From mboxrd@z Thu Jan  1 00:00:00 1970
From: keith.busch@linux.intel.com (Keith Busch)
Date: Fri, 25 May 2018 10:24:39 -0600
Subject: [PATCHv3 1/9] nvme: Sync request queues on reset
In-Reply-To: <96a98ecf-9b35-1f4f-da20-3729d7a2de68@broadcom.com>
References: <20180524203500.14081-1-keith.busch@intel.com>
 <20180524203500.14081-2-keith.busch@intel.com>
 <20180525124209.GD23463@lst.de>
 <20180525142233.GN11037@localhost.localdomain>
 <20180525143253.GA26539@lst.de>
 <96a98ecf-9b35-1f4f-da20-3729d7a2de68@broadcom.com>
Message-ID: <20180525162439.GT11037@localhost.localdomain>

On Fri, May 25, 2018@08:56:51AM -0700, James Smart wrote:
> 
> 
> On 5/25/2018 7:32 AM, Christoph Hellwig wrote:
> > On Fri, May 25, 2018@08:22:34AM -0600, Keith Busch wrote:
> > > On Fri, May 25, 2018@02:42:09PM +0200, Christoph Hellwig wrote:
> > > > On Thu, May 24, 2018@02:34:52PM -0600, Keith Busch wrote:
> > > > > This patch fixes races that occur with simultaneous controller
> > > > > resets
> > > > Wait..  How do we end up with simultaneous controller resets?  We
> > > > not only have the NVME_CTRL_RESETTING resetting state, but also
> > > > execute all resets from ctrl->reset_work, so they are implicitly
> > > > single threaded.
> > > Right, the bring up is single threaded, but the NVMe Controller Level
> > > Reset (CC.EN 1 -> 0) can happen through a timeout. This patch is really
> > > just working with the way blk-mq's timeout handler claims requests
> > > and prevents the driver from completing them. The reset_work operates
> > > under the assumption that there are no outstanding commands after
> > > nvme_dev_disable, so this patch just ensures that's the case.

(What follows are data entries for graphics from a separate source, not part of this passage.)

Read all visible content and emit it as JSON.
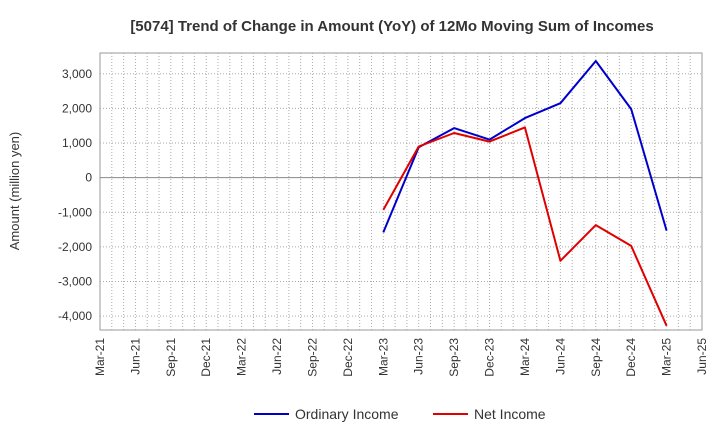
{
  "chart_data": {
    "type": "line",
    "title": "[5074]  Trend of Change in Amount (YoY) of 12Mo Moving Sum of Incomes",
    "xlabel": "",
    "ylabel": "Amount (million yen)",
    "ylim": [
      -4400,
      3600
    ],
    "yticks": [
      3000,
      2000,
      1000,
      0,
      -1000,
      -2000,
      -3000,
      -4000
    ],
    "ytick_labels": [
      "3,000",
      "2,000",
      "1,000",
      "0",
      "-1,000",
      "-2,000",
      "-3,000",
      "-4,000"
    ],
    "categories": [
      "Mar-21",
      "Jun-21",
      "Sep-21",
      "Dec-21",
      "Mar-22",
      "Jun-22",
      "Sep-22",
      "Dec-22",
      "Mar-23",
      "Jun-23",
      "Sep-23",
      "Dec-23",
      "Mar-24",
      "Jun-24",
      "Sep-24",
      "Dec-24",
      "Mar-25",
      "Jun-25"
    ],
    "grid": true,
    "legend_position": "bottom",
    "series": [
      {
        "name": "Ordinary Income",
        "color": "#0000cc",
        "values": [
          null,
          null,
          null,
          null,
          null,
          null,
          null,
          null,
          -1580,
          880,
          1430,
          1100,
          1720,
          2150,
          3370,
          1980,
          -1530,
          null
        ]
      },
      {
        "name": "Net Income",
        "color": "#e00000",
        "values": [
          null,
          null,
          null,
          null,
          null,
          null,
          null,
          null,
          -930,
          900,
          1290,
          1040,
          1450,
          -2400,
          -1370,
          -1970,
          -4280,
          null
        ]
      }
    ]
  }
}
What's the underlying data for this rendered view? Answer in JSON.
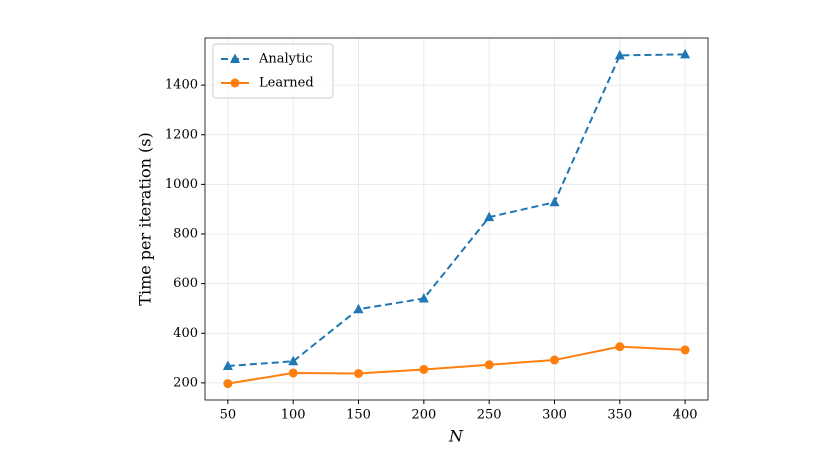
{
  "chart_data": {
    "type": "line",
    "x_label": "N",
    "y_label": "Time per iteration (s)",
    "x": [
      50,
      100,
      150,
      200,
      250,
      300,
      350,
      400
    ],
    "series": [
      {
        "name": "Analytic",
        "color": "#1f77b4",
        "linestyle": "dashed",
        "marker": "triangle",
        "values": [
          268,
          287,
          497,
          540,
          868,
          928,
          1520,
          1524
        ]
      },
      {
        "name": "Learned",
        "color": "#ff7f0e",
        "linestyle": "solid",
        "marker": "circle",
        "values": [
          197,
          240,
          238,
          254,
          273,
          292,
          346,
          333
        ]
      }
    ],
    "xlim": [
      32.5,
      417.5
    ],
    "xticks": [
      50,
      100,
      150,
      200,
      250,
      300,
      350,
      400
    ],
    "ylim": [
      131,
      1590
    ],
    "yticks": [
      200,
      400,
      600,
      800,
      1000,
      1200,
      1400
    ],
    "grid": true,
    "legend": "upper left"
  }
}
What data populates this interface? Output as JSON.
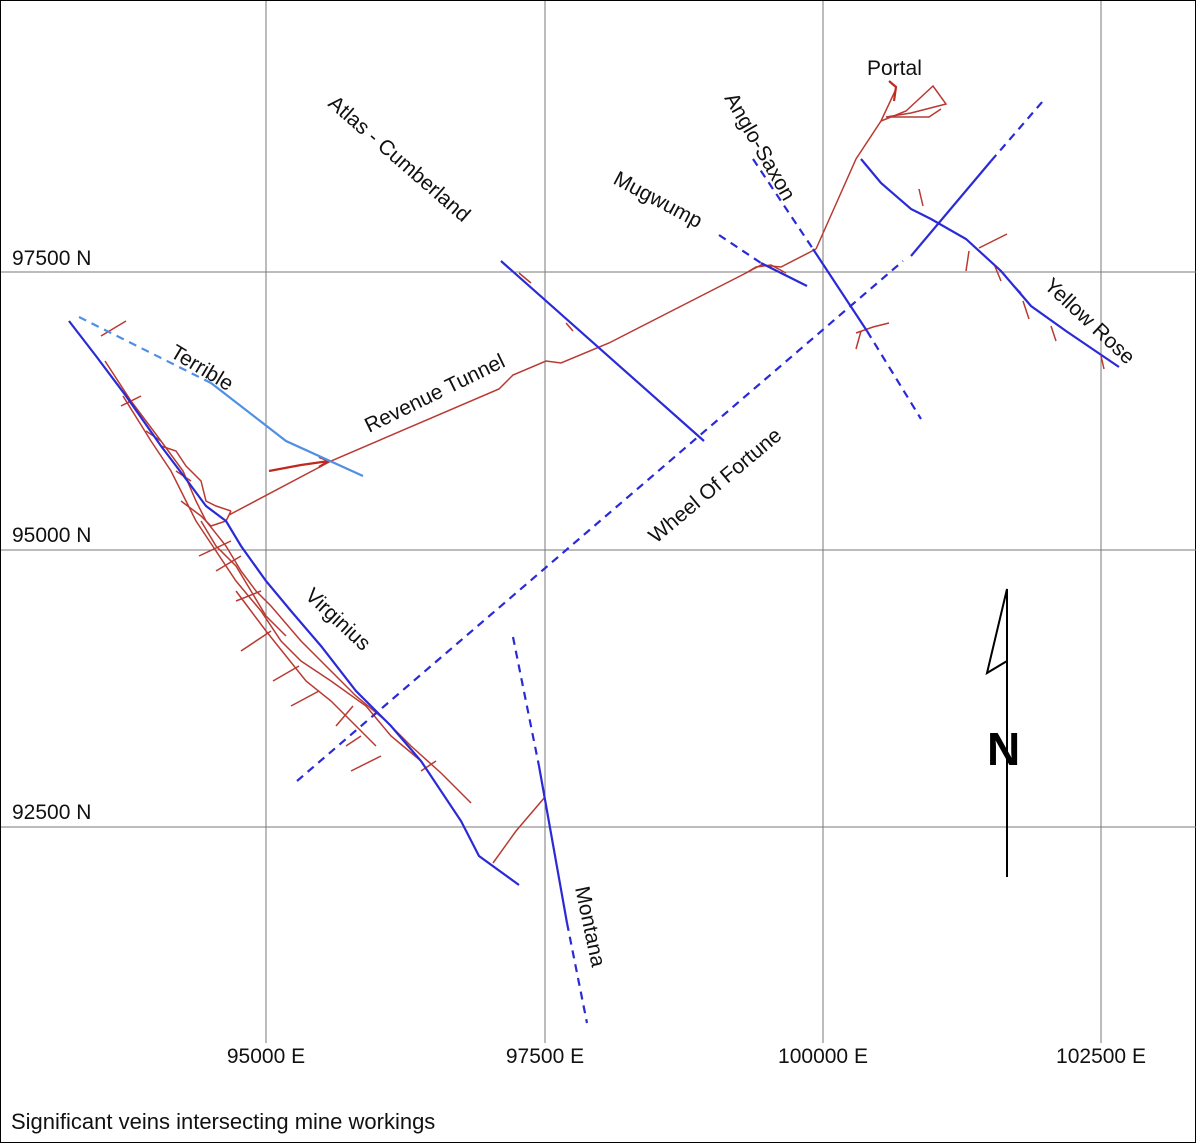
{
  "grid": {
    "eastings": [
      "95000 E",
      "97500 E",
      "100000 E",
      "102500 E"
    ],
    "northings": [
      "97500 N",
      "95000 N",
      "92500 N"
    ]
  },
  "veins": {
    "atlas_cumberland": "Atlas - Cumberland",
    "anglo_saxon": "Anglo-Saxon",
    "mugwump": "Mugwump",
    "terrible": "Terrible",
    "virginius": "Virginius",
    "wheel_of_fortune": "Wheel Of Fortune",
    "yellow_rose": "Yellow Rose",
    "montana": "Montana"
  },
  "workings": {
    "portal": "Portal",
    "revenue_tunnel": "Revenue Tunnel"
  },
  "north_arrow": {
    "label": "N"
  },
  "caption": "Significant veins intersecting mine workings",
  "colors": {
    "vein": "#2a2ad6",
    "vein_light": "#4f8fe6",
    "workings": "#b83a32",
    "grid": "#7a7a7a"
  }
}
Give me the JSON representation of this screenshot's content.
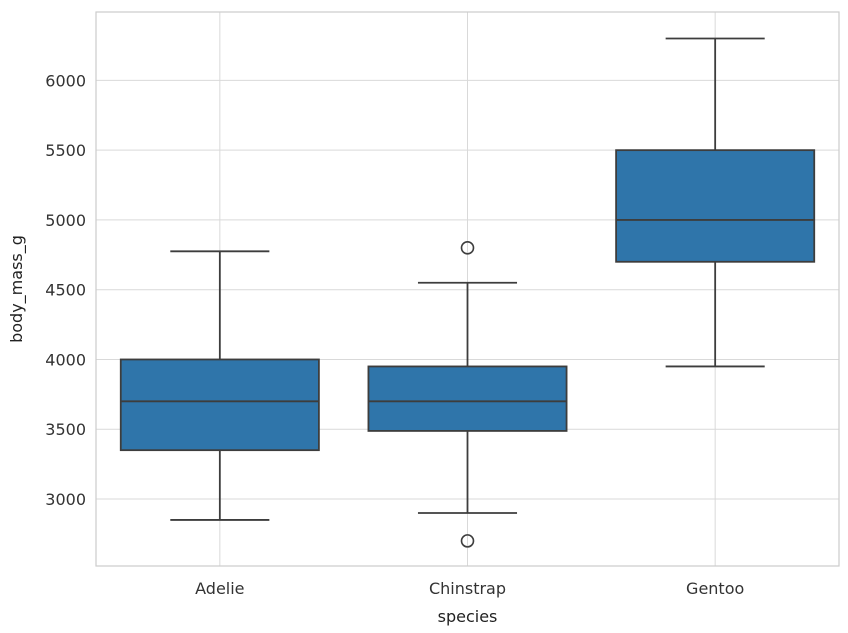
{
  "chart_data": {
    "type": "box",
    "xlabel": "species",
    "ylabel": "body_mass_g",
    "categories": [
      "Adelie",
      "Chinstrap",
      "Gentoo"
    ],
    "y_ticks": [
      "3000",
      "3500",
      "4000",
      "4500",
      "5000",
      "5500",
      "6000"
    ],
    "ylim": [
      2520,
      6490
    ],
    "grid": true,
    "colors": {
      "box_fill": "#2f75aa",
      "line": "#3d3d3d",
      "grid": "#d9d9d9",
      "frame": "#cccccc",
      "background": "#ffffff"
    },
    "boxes": [
      {
        "name": "Adelie",
        "whisker_low": 2850,
        "q1": 3350,
        "median": 3700,
        "q3": 4000,
        "whisker_high": 4775,
        "outliers": []
      },
      {
        "name": "Chinstrap",
        "whisker_low": 2900,
        "q1": 3488,
        "median": 3700,
        "q3": 3950,
        "whisker_high": 4550,
        "outliers": [
          4800,
          2700
        ]
      },
      {
        "name": "Gentoo",
        "whisker_low": 3950,
        "q1": 4700,
        "median": 5000,
        "q3": 5500,
        "whisker_high": 6300,
        "outliers": []
      }
    ]
  }
}
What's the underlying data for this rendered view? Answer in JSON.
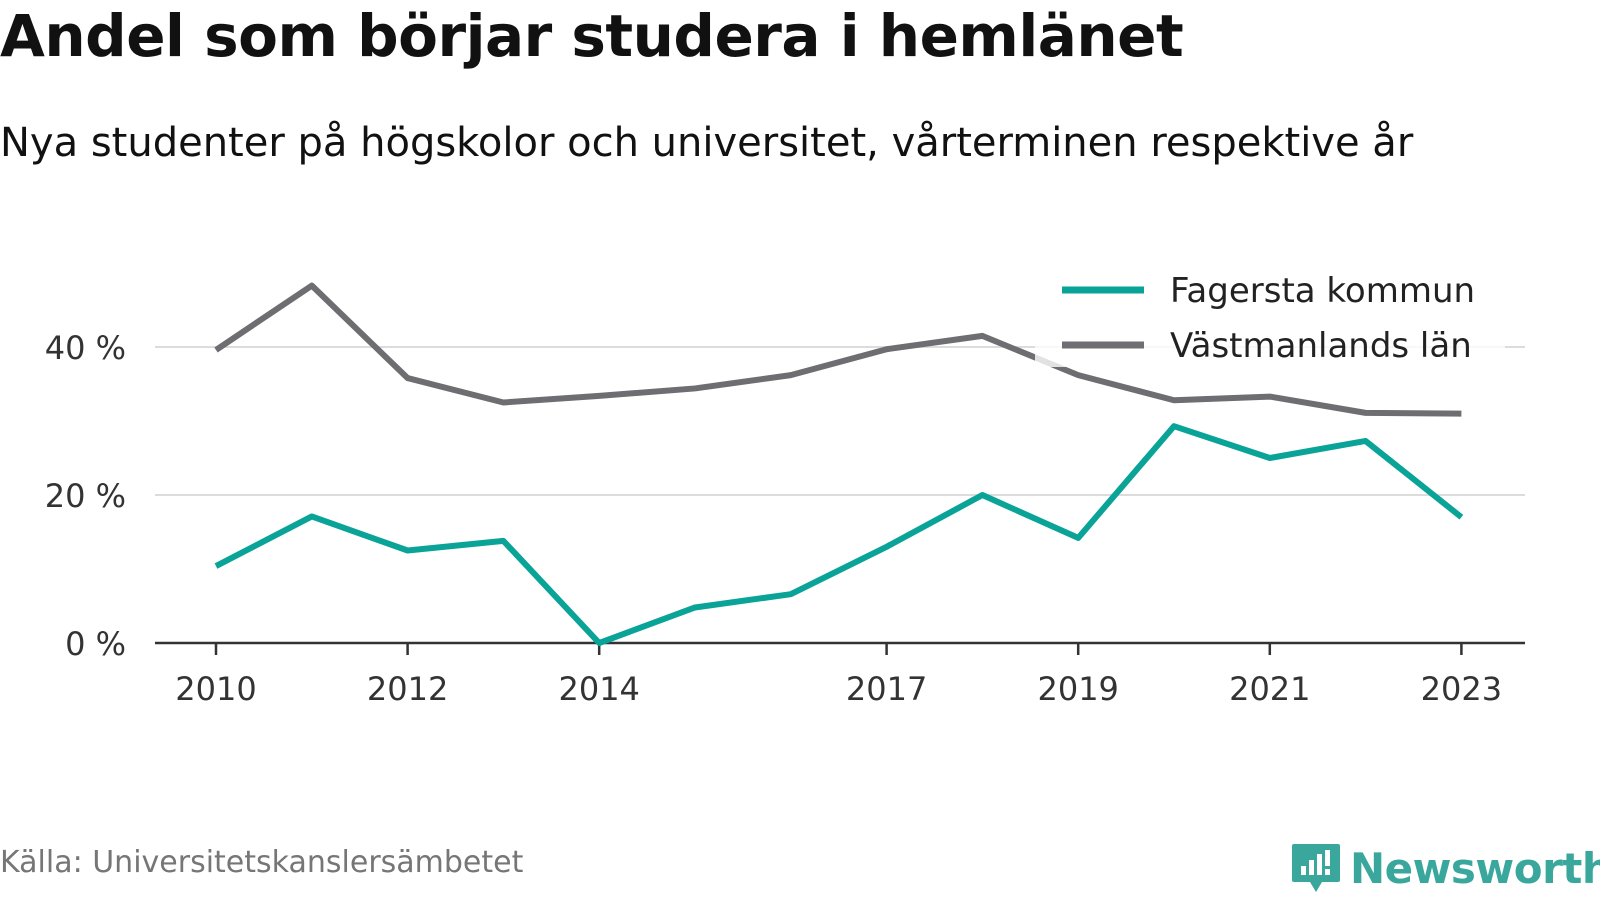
{
  "header": {
    "title": "Andel som börjar studera i hemlänet",
    "subtitle": "Nya studenter på högskolor och universitet, vårterminen respektive år"
  },
  "footer": {
    "source": "Källa: Universitetskanslersämbetet",
    "brand": "Newsworthy",
    "brand_color": "#3aa79c",
    "brand_icon": "bar-chart-speech-bubble-icon"
  },
  "chart_data": {
    "type": "line",
    "title": "Andel som börjar studera i hemlänet",
    "subtitle": "Nya studenter på högskolor och universitet, vårterminen respektive år",
    "x": [
      2010,
      2011,
      2012,
      2013,
      2014,
      2015,
      2016,
      2017,
      2018,
      2019,
      2020,
      2021,
      2022,
      2023
    ],
    "x_ticks": [
      "2010",
      "2012",
      "2014",
      "2017",
      "2019",
      "2021",
      "2023"
    ],
    "y_ticks": [
      "0 %",
      "20 %",
      "40 %"
    ],
    "ylim": [
      0,
      48
    ],
    "grid": true,
    "legend_position": "top-right",
    "series": [
      {
        "name": "Fagersta kommun",
        "color": "#0aa398",
        "values": [
          10.4,
          17.1,
          12.5,
          13.8,
          0,
          4.8,
          6.6,
          13.0,
          20.0,
          14.2,
          29.3,
          25.0,
          27.3,
          17.0
        ]
      },
      {
        "name": "Västmanlands län",
        "color": "#6e6e72",
        "values": [
          39.6,
          48.3,
          35.8,
          32.5,
          33.4,
          34.4,
          36.2,
          39.7,
          41.5,
          36.2,
          32.8,
          33.3,
          31.1,
          31.0
        ]
      }
    ]
  }
}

> > Ok, so we are talking about simultaneous nvme_dev_disable calls, which
> > makes more sense.
> > 
> > That being said I really like the idea that Jianchao floated about
> > always returning BLK_EH_RESET_TIMER and just letting the reset work
> > do the work.  I hope it actually works and doesn't have hidden
> > pitfalls..
> > 
> 
> I came to this same conclusion and this is how FC works.

At least in the current blk-mq timeout handling, returning RESET_TIMER
presents other challenges for the reset handler: the timer may have
reclaimed the request that reset_work is trying to complete.